Pendant un quart de seconde, les doigts de cet homme se resserrèrent autour de sa mâchoire au point de lui arracher un léger râle de douleur, mais il les enleva en soupirant, quelques mèches de cheveux tombèrent sur ses joues tannées, sa tête légèrement penchée. Le vent s’infiltra à nouveau dans la chambre, puis sous ses vêtements, Maximilien frissonna : il ne portait qu’un haut en lin et un pantalon de la même matière. Et d’excellente qualité.
C’était étrange, les Morgas n’étaient pas réputés pour être cléments. Dans ses livres…
– Tu as raison, reprit le Stir, le coupant dans ses pensées, mais je reste Nora Morgas, Deuxième Stir de Laven, un descendant de Galiale et détenteur de ses pouvoirs. Alors même si tu ne me respectes pas en tant que personne, tu es obligé de le faire en tant que Stir. Je te conseille aussi d’éviter de te comporter ainsi dans l’enceinte du château, je vais laisser couler pour cette fois-ci, mais d’autres ne le feront pas et n’hésiteront pas à te remettre à ta place par la violence, surtout quand on se doute de tes origines, précisa le Stir en désignant son visage.
Maximilien ouvrit la bouche, prêt à protester, mais cet homme en profita pour lui fourrer un bout de melon entre ses lèvres ; même en faisant une action comme celle-ci, il restait impassible.
– Et je tiens à préciser que personne n’est mort par empoisonnement hier soir. Tu avais vu juste par rapport à l’ajout d’une substance dans vos plats, mais ce n’était qu’un sérum de vérité. Nous voulions simplement savoir qui était entré chez nous pour dénicher les tueurs, les traîtres et bien d’autres encore. Notre famille souhaite garder un minimum de sécurité entre ses murs, je pense que tu peux le comprendre.

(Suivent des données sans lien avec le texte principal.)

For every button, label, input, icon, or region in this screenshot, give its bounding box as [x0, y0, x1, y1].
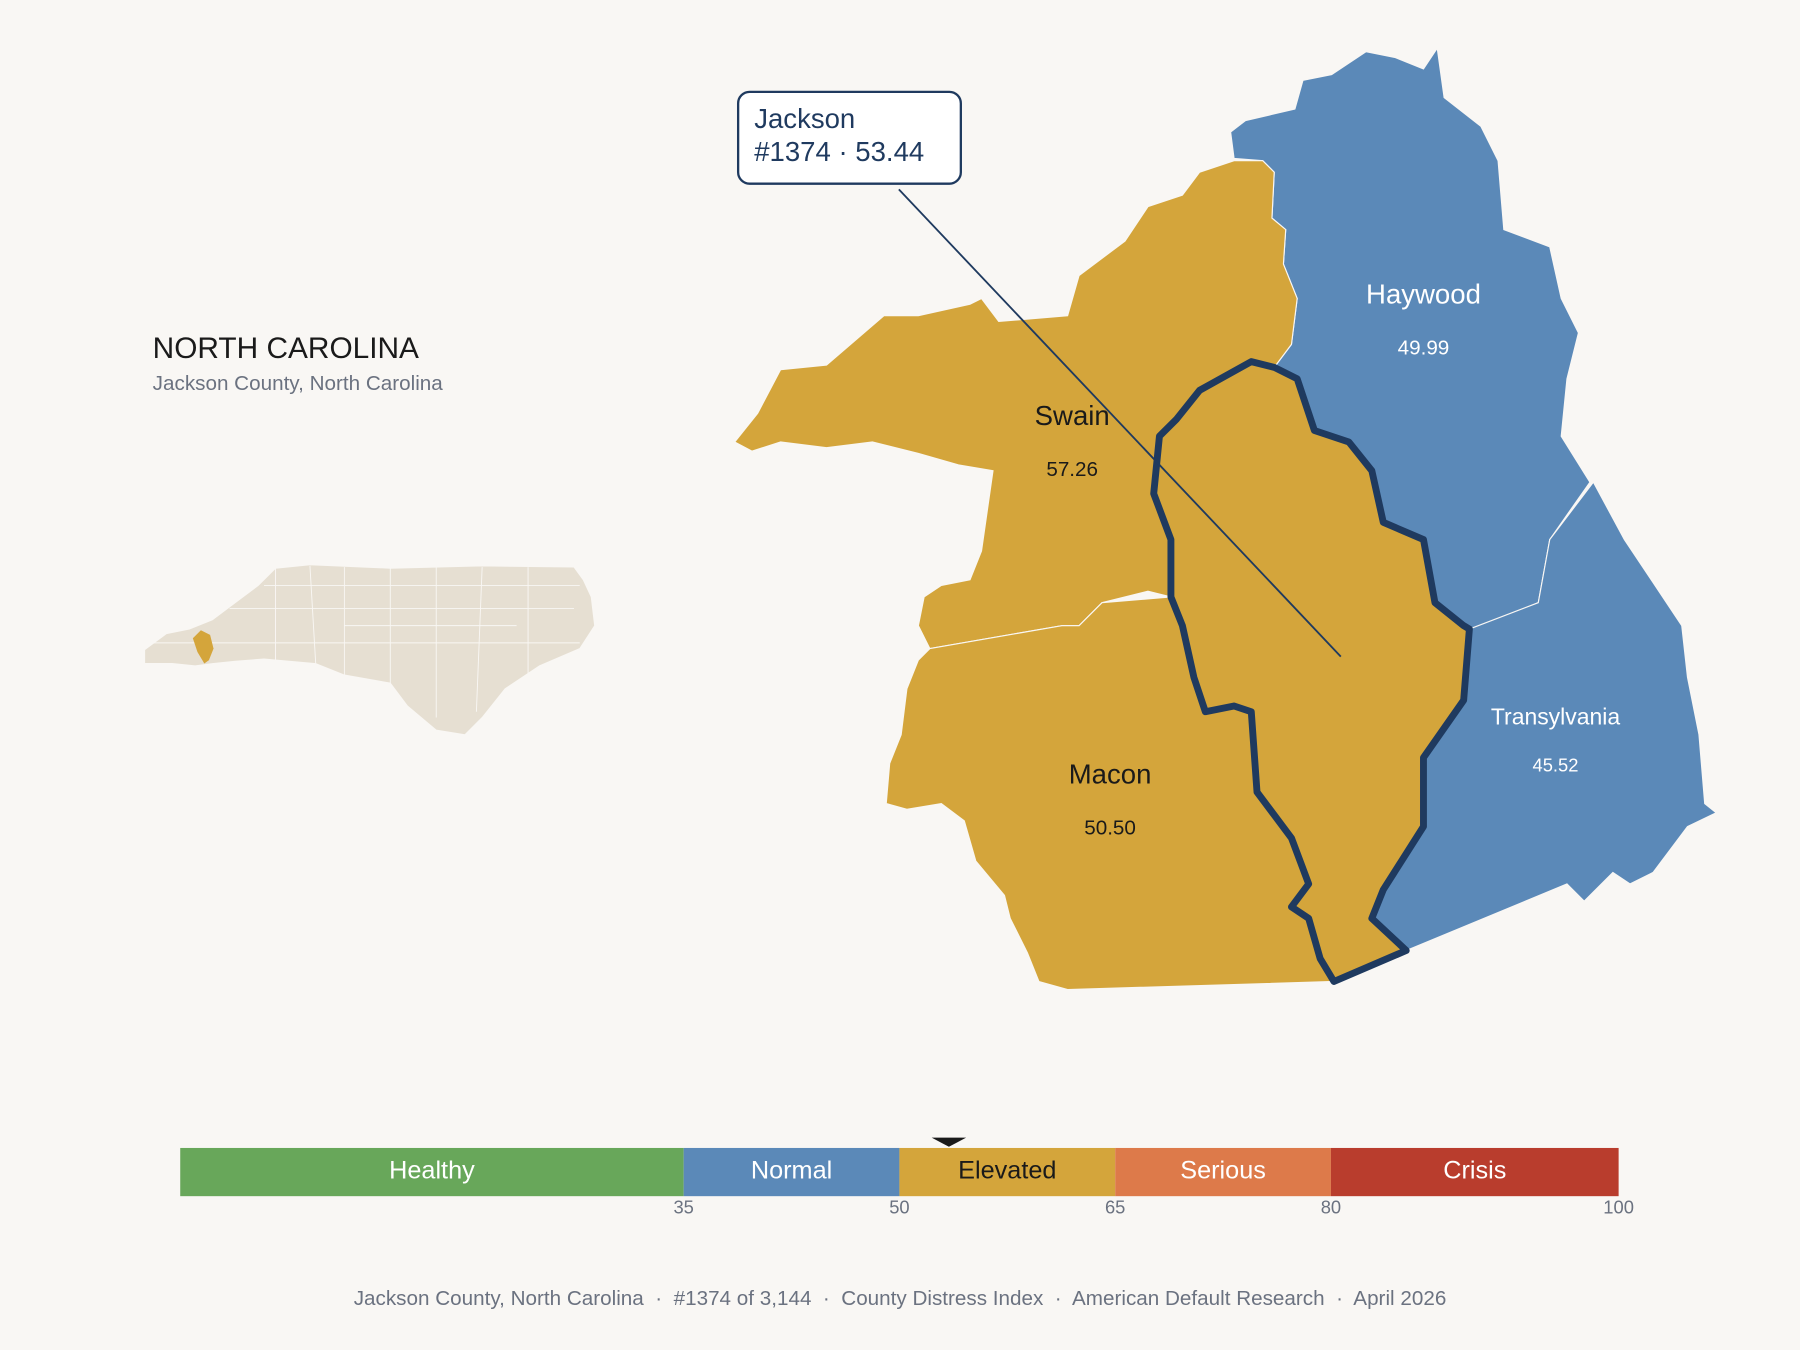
callout-detail: #1374 · 53.44 — [754, 136, 924, 167]
legend-band — [899, 1147, 1116, 1197]
legend-band — [1330, 1147, 1619, 1197]
legend-band-label: Normal — [751, 1157, 832, 1185]
legend-band-label: Serious — [1180, 1157, 1266, 1185]
inset-map — [144, 564, 596, 736]
title: NORTH CAROLINA — [153, 332, 419, 365]
county-map — [733, 46, 1718, 991]
county-value: 57.26 — [1046, 458, 1098, 481]
county-value: 50.50 — [1084, 816, 1136, 839]
legend-band — [683, 1147, 900, 1197]
legend-tick-label: 35 — [673, 1197, 693, 1218]
legend-band-label: Healthy — [389, 1157, 475, 1185]
legend-band — [1115, 1147, 1331, 1197]
county-name: Haywood — [1366, 278, 1481, 309]
footer: Jackson County, North Carolina · #1374 o… — [354, 1287, 1447, 1310]
legend-marker — [931, 1137, 967, 1147]
legend-tick-label: 65 — [1105, 1197, 1125, 1218]
legend-band-label: Elevated — [958, 1157, 1056, 1185]
county-name: Swain — [1035, 400, 1110, 431]
callout-box — [736, 90, 962, 185]
callout-name: Jackson — [754, 103, 855, 134]
county-value: 49.99 — [1398, 336, 1450, 359]
legend-tick-label: 80 — [1321, 1197, 1341, 1218]
inset-county-lines — [144, 565, 580, 718]
callout-leader — [898, 188, 1342, 658]
inset-highlight — [192, 630, 214, 664]
county-labels: Haywood 49.99 Transylvania 45.52 Swain 57.26 M… — [1035, 278, 1621, 839]
subtitle: Jackson County, North Carolina — [153, 372, 444, 395]
county-value: 45.52 — [1533, 755, 1579, 776]
legend-tick-label: 50 — [889, 1197, 909, 1218]
county-name: Macon — [1069, 758, 1152, 789]
legend-tick-label: 100 — [1603, 1197, 1634, 1218]
callout: Jackson #1374 · 53.44 — [736, 90, 1342, 658]
legend-band — [180, 1147, 684, 1197]
county-name: Transylvania — [1491, 704, 1620, 730]
legend-band-label: Crisis — [1443, 1157, 1506, 1185]
legend: Healthy Normal Elevated Serious Crisis 35 50 65… — [180, 1137, 1634, 1218]
selected-county — [1150, 358, 1473, 985]
state-outline — [144, 564, 596, 736]
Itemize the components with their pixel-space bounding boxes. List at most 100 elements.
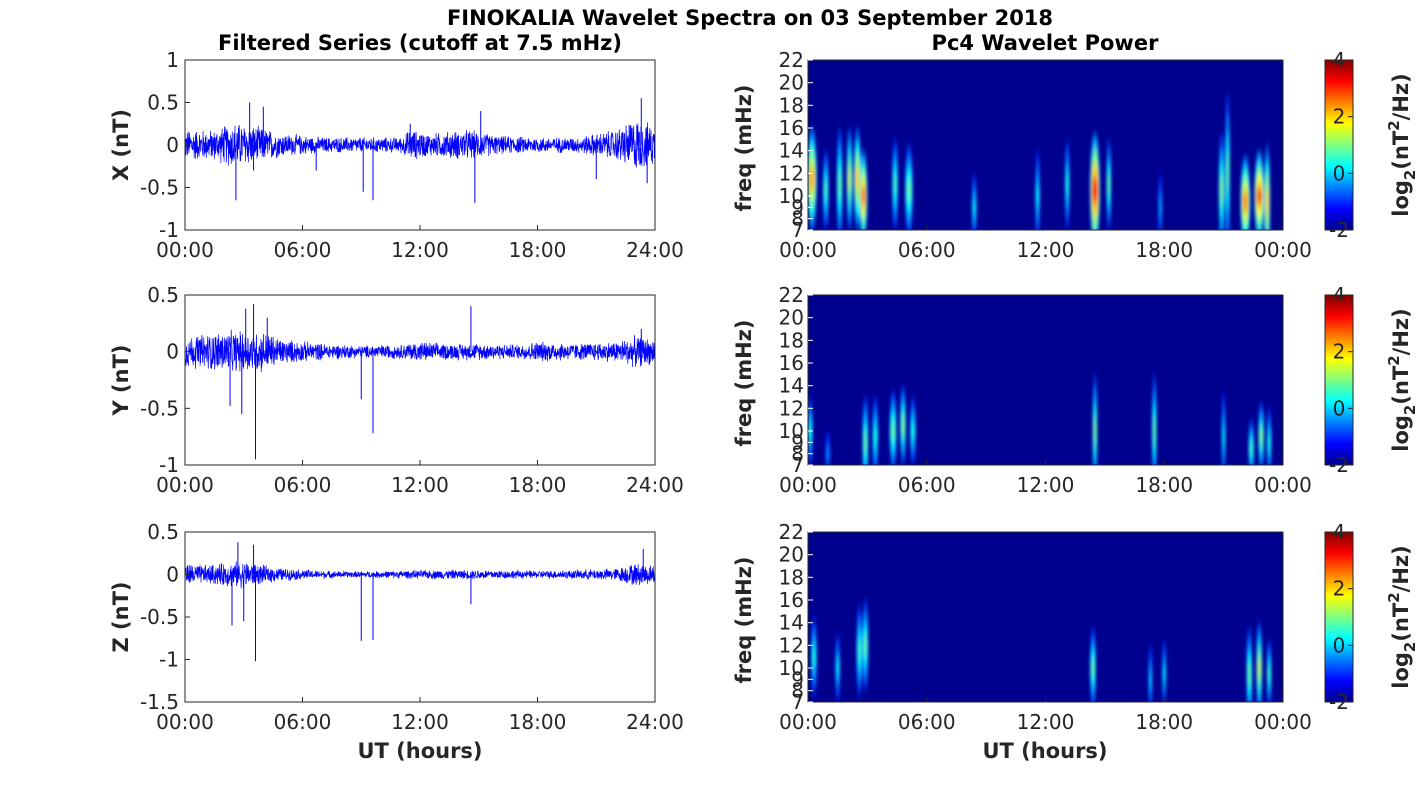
z-wavelet-feature (1163, 665, 1166, 683)
y-wavelet-ylabel: freq (mHz) (732, 320, 756, 447)
z-wavelet-xtick-label: 00:00 (779, 710, 837, 734)
x-wavelet-colorbar-tick-label: 2 (1333, 105, 1346, 129)
y-wavelet-xtick-label: 12:00 (1017, 473, 1075, 497)
y-series-ylabel: Y (nT) (109, 345, 133, 417)
y-wavelet-colorbar (1324, 294, 1354, 466)
x-wavelet-feature (1226, 153, 1229, 194)
y-wavelet-ytick-label: 8 (791, 442, 804, 466)
y-wavelet-ytick-label: 14 (779, 374, 804, 398)
y-wavelet-feature (1093, 416, 1097, 446)
x-wavelet-feature (893, 173, 897, 196)
x-series-xtick-label: 06:00 (274, 238, 332, 262)
x-wavelet-feature (847, 166, 852, 192)
y-wavelet-ytick-label: 22 (779, 283, 804, 307)
plots-layer: 10.50-0.5-100:00 06:00 12:00 18:00 24:00X (n… (109, 48, 1418, 734)
z-wavelet-ylabel: freq (mHz) (732, 557, 756, 684)
x-series-ylabel: X (nT) (109, 109, 133, 181)
y-series-ytick-label: -1 (159, 453, 179, 477)
z-wavelet-feature (863, 634, 868, 657)
x-wavelet-feature (972, 198, 976, 216)
y-series-xtick-label: 18:00 (509, 473, 567, 497)
y-series-xtick-label: 06:00 (274, 473, 332, 497)
y-wavelet-xtick-label: 06:00 (898, 473, 956, 497)
left-xlabel: UT (hours) (357, 739, 482, 763)
y-wavelet-features (808, 374, 1272, 465)
x-wavelet-xtick-label: 00:00 (1254, 238, 1312, 262)
y-wavelet-colorbar-tick-label: -2 (1329, 453, 1349, 477)
y-wavelet-feature (901, 415, 905, 436)
z-series-xtick-label: 18:00 (509, 710, 567, 734)
y-wavelet-ytick-label: 10 (779, 419, 804, 443)
x-wavelet-ytick-label: 18 (779, 93, 804, 117)
x-series-xtick-label: 00:00 (156, 238, 214, 262)
z-wavelet-ytick-label: 7 (791, 690, 804, 714)
x-wavelet-feature (1092, 176, 1098, 205)
y-wavelet-ytick-label: 9 (791, 430, 804, 454)
x-wavelet-xtick-label: 06:00 (898, 238, 956, 262)
z-series-ytick-label: -1 (159, 648, 179, 672)
x-wavelet-xtick-label: 18:00 (1135, 238, 1193, 262)
y-wavelet-ytick-label: 20 (779, 306, 804, 330)
z-series-xtick-label: 24:00 (626, 710, 684, 734)
z-wavelet-feature (857, 639, 862, 663)
y-wavelet-ytick-label: 18 (779, 328, 804, 352)
x-wavelet-feature (809, 166, 815, 192)
y-series-trace (184, 329, 656, 373)
y-series-ytick-label: 0 (166, 340, 179, 364)
x-wavelet-feature (1159, 198, 1162, 216)
y-wavelet-feature (1249, 440, 1253, 456)
y-series-xtick-label: 00:00 (156, 473, 214, 497)
y-wavelet-colorbar-tick-label: 0 (1333, 396, 1346, 420)
x-wavelet-ytick-label: 10 (779, 184, 804, 208)
y-series-panel: 0.5 0 -0.5 -100:00 06:00 12:00 18:00 24:00 Y (nT… (109, 283, 684, 497)
z-series-ylabel: Z (nT) (109, 581, 133, 652)
x-wavelet-xtick-label: 00:00 (779, 238, 837, 262)
x-series-ytick-label: 0 (166, 133, 179, 157)
x-wavelet-feature (855, 166, 860, 192)
y-series-xtick-label: 12:00 (391, 473, 449, 497)
z-wavelet-ytick-label: 20 (779, 543, 804, 567)
z-series-ytick-label: 0.5 (147, 520, 179, 544)
z-series-xtick-label: 12:00 (391, 710, 449, 734)
x-wavelet-ytick-label: 8 (791, 207, 804, 231)
z-wavelet-ytick-label: 18 (779, 565, 804, 589)
x-wavelet-ytick-label: 16 (779, 116, 804, 140)
z-wavelet-xtick-label: 00:00 (1254, 710, 1312, 734)
x-wavelet-feature (1220, 176, 1224, 205)
z-wavelet-feature (1149, 670, 1152, 688)
x-wavelet-ytick-label: 7 (791, 218, 804, 242)
y-wavelet-colorbar-tick-label: 2 (1333, 340, 1346, 364)
y-wavelet-feature (1222, 425, 1225, 448)
y-wavelet-feature (873, 426, 877, 447)
z-wavelet-feature (1247, 662, 1251, 685)
x-series-ytick-label: -1 (159, 218, 179, 242)
y-series-ytick-label: 0.5 (147, 283, 179, 307)
z-wavelet-ytick-label: 22 (779, 520, 804, 544)
z-wavelet-ytick-label: 10 (779, 656, 804, 680)
x-wavelet-ytick-label: 22 (779, 48, 804, 72)
x-wavelet-ytick-label: 20 (779, 71, 804, 95)
z-wavelet-feature (1091, 658, 1095, 678)
z-wavelet-xtick-label: 18:00 (1135, 710, 1193, 734)
z-wavelet-ytick-label: 14 (779, 611, 804, 635)
z-wavelet-feature (1257, 656, 1261, 680)
z-wavelet-xtick-label: 12:00 (1017, 710, 1075, 734)
z-wavelet-ytick-label: 9 (791, 667, 804, 691)
z-wavelet-colorbar-tick-label: 2 (1333, 577, 1346, 601)
x-wavelet-ylabel: freq (mHz) (732, 85, 756, 212)
z-series-panel: 0.5 0 -0.5 -1 -1.500:00 06:00 12:00 18:00 24:00 Z… (109, 520, 684, 734)
y-wavelet-feature (863, 431, 868, 454)
y-wavelet-background (808, 295, 1283, 465)
x-wavelet-feature (1256, 184, 1262, 208)
x-wavelet-colorbar-tick-label: 0 (1333, 161, 1346, 185)
y-wavelet-xtick-label: 18:00 (1135, 473, 1193, 497)
y-wavelet-feature (826, 447, 830, 460)
z-series-ytick-label: -0.5 (140, 605, 179, 629)
z-wavelet-features (810, 600, 1272, 702)
y-wavelet-ytick-label: 7 (791, 453, 804, 477)
x-series-trace (184, 122, 656, 168)
x-series-xtick-label: 24:00 (626, 238, 684, 262)
x-wavelet-feature (1065, 173, 1069, 196)
y-series-xtick-label: 24:00 (626, 473, 684, 497)
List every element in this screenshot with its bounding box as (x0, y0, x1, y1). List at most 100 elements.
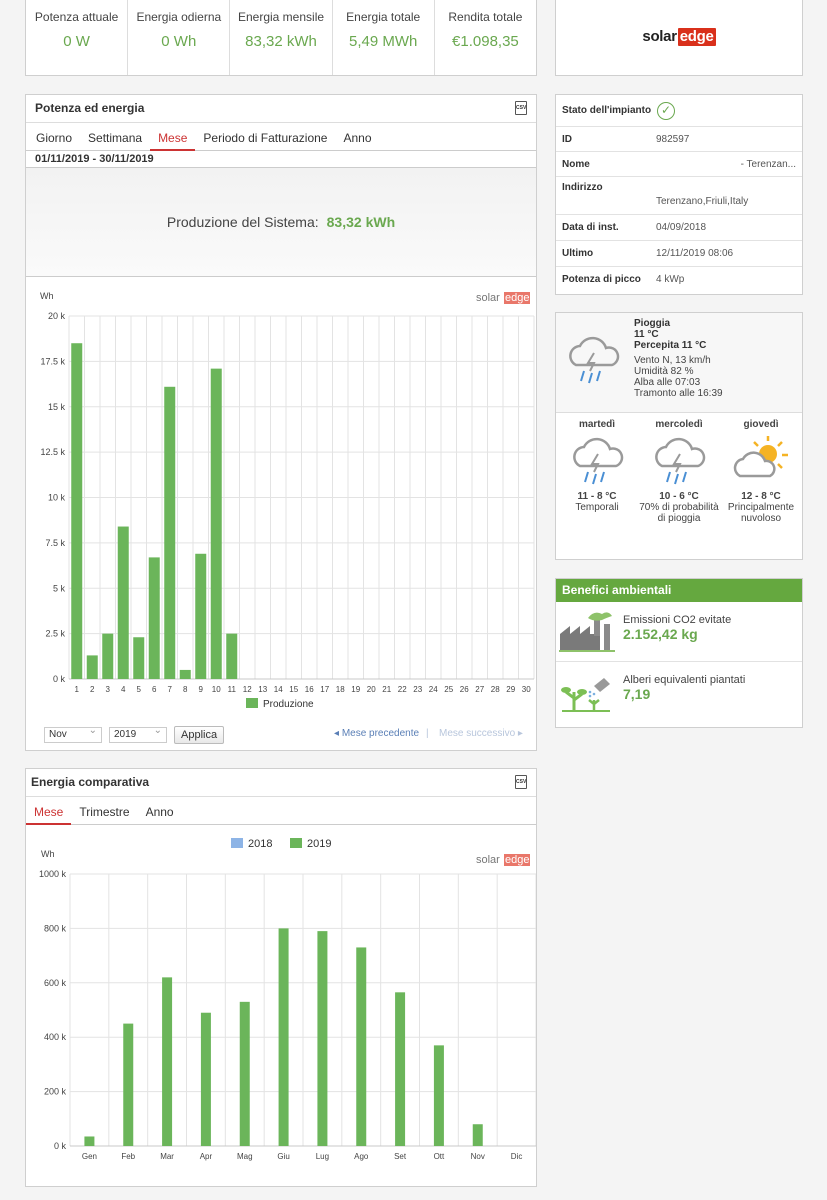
chart-legend: Produzione (246, 698, 314, 710)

L’arôme du melon satisfaisait ses papilles gustatives, mais son cerveau fut comme arrêté durant un laps de temps court ; un sérum de vérité ? Seulement ? Il était vrai que cette solution pour distinguer les personnes sûres de personnes malhonnêtes restait pertinente, mais pourquoi tout ce spectacle ? Ils auraient pu les forcer à boire cette potion sans chercher à leur mentir… Ils en avaient le pouvoir.
Nora semblait saisir sa question muette, il piocha tranquillement dans son assiette, se fichant bien de déranger ou non Maximilien.
– Il faut savoir gérer chaque problème pour éviter toute surenchère. Forcer une personne à faire quelque chose qui lui déplait, c’est la porte ouverte aux esclandres malvenus. Peut-être que ça marche ainsi d’où tu viens, mais pas chez nous, du moins, pas tout le temps.
– Faire passer la pilule en douceur, en somme…, soupira Maximilien, agacé de voir ses fruits se faire gober par le Stir. Et peut-être, peut-être pas, ce n’est pas important à savoir.
Un tic nerveux fit vibrer les yeux du Stir, son silence l’étonna, mais il ne tarda pas à reprendre la parole.
– Maintenant, mange. Tu as déjà bien outrepassé tes droits, je te laisse trente minutes pour tout finir et retourner aux quartiers des Lucioles. Un de mes serviteurs te guidera, je ne peux pas rester. Une fois là-bas, Almagar t’expliquera tout.
Avant de lui laisser le temps de répondre, Nora se redressa sur ses jambes et prit quelques papiers sur son bureau, sans lui adresser un regard quand il quitta la pièce. Maximilien resta béat, incapable d’avaler un bout de fruits : contre toute attente, l’un des Morgas s’était montré bien plus attentif et clément que l’image dépeinte dans ses livres d’histoire, mais sa plus grande stupidité serait de croire à ce qu’on lui montrât ; une image se manipulait.
Et ce Nora semblait savoir manipuler le Verbe plus que quiconque.